According to an article published by scientists from the University of Kent last week on The Conversation, although the Y chromosome contains the "master switch" gene SRY, which can determine the gender of the embryo, it carries very few other genes and is the only chromosome not necessary for life.
Women, who typically have two of the same kind of sex chromosome (XX), manage just fine without the chromosome.
When the very first mammal emerged, the Y chromosome had the same size and the gene combination as the X chromosome.
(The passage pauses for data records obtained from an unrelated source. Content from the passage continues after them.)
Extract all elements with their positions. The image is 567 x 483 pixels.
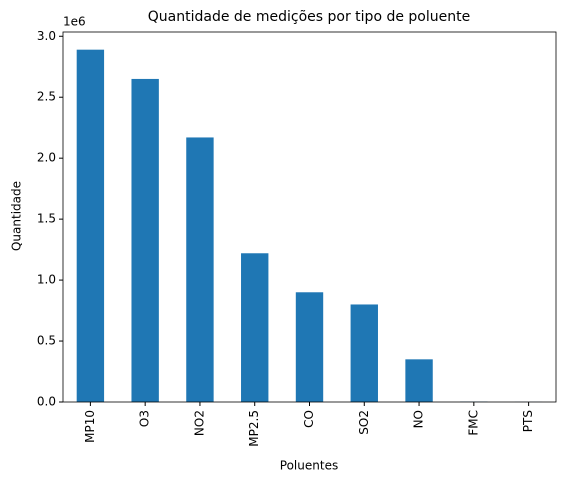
bar (350, 304, 378, 402)
bar (76, 49, 105, 403)
bar (405, 359, 433, 402)
x-tick-label: NO (412, 410, 426, 428)
y-tick-label: 2.5 (37, 90, 56, 104)
chart-title: Quantidade de medições por tipo de polue… (148, 9, 470, 25)
y-axis-label: Quantidade (10, 181, 24, 251)
x-tick-label: PTS (521, 410, 535, 432)
bar (295, 292, 324, 402)
x-tick-label: O3 (138, 410, 152, 427)
x-tick-label: SO2 (357, 410, 371, 435)
x-tick-label: NO2 (192, 410, 206, 436)
y-tick-label: 1.0 (37, 273, 56, 287)
plot-frame (62, 31, 557, 403)
x-tick-label: CO (302, 410, 316, 428)
y-tick-label: 3.0 (37, 29, 56, 43)
y-tick-label: 0.0 (37, 395, 56, 409)
y-tick-label: 1.5 (37, 212, 56, 226)
y-tick-label: 2.0 (37, 151, 56, 165)
y-tick-label: 0.5 (37, 334, 56, 348)
bar (241, 253, 269, 402)
x-tick-label: MP2.5 (247, 410, 261, 447)
bar (186, 137, 214, 402)
x-tick-label: FMC (466, 410, 480, 436)
bar (131, 78, 159, 402)
x-tick-label: MP10 (83, 410, 97, 443)
x-axis-label: Poluentes (280, 459, 338, 473)
y-offset-label: 1e6 (63, 15, 86, 29)
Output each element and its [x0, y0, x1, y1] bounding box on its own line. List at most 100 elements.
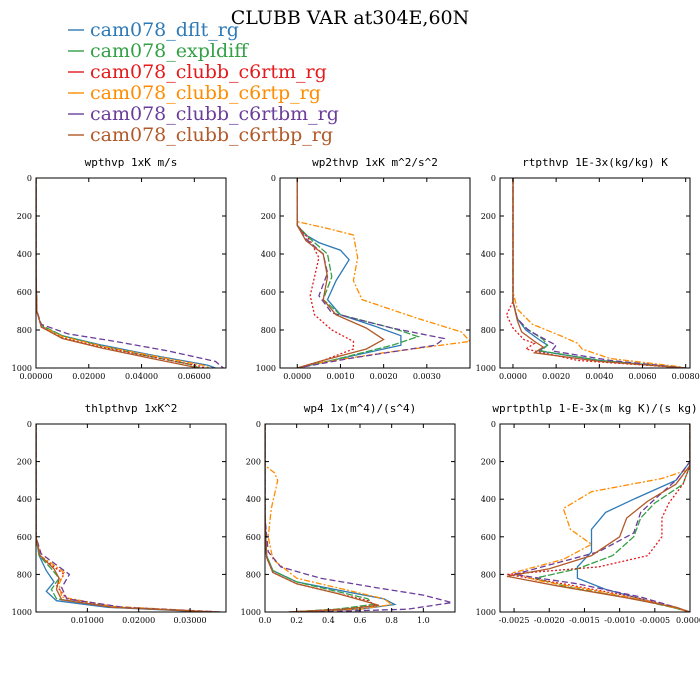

However, since the Y chromosome has a fundamental flaw, it can only present as a single copy passed from fathers to their sons.
Therefore, genes carried by the Y chromosome cannot undergo genetic recombination, the "shuffling" of genes that occurs in each generation which helps to eliminate damaging gene mutations, said scientists.
If the Y chromosome keeps degenerating at the same rate, it will disappear in 4.6 million years.
Jenny Graves from La Trobe University in Australia pointed out in a 2016 paper that Japanese spiny rats and mole voles have lost their Y chromosomes entirely, claiming that the loss of genes would lead to fertility issues.
Luckily, assisted reproduction techniques can make up for the lack of Y chromosome, meaning that genetic engineering may soon be able to replace the gene function of the Y chromosome, allowing same-sex female couples or infertile men to conceive.
"Although this is an interesting and hotly debated area of genetic research, there is little need to worry. We don't even know whether the Y chromosome will disappear at all," scientists said at the end of the article.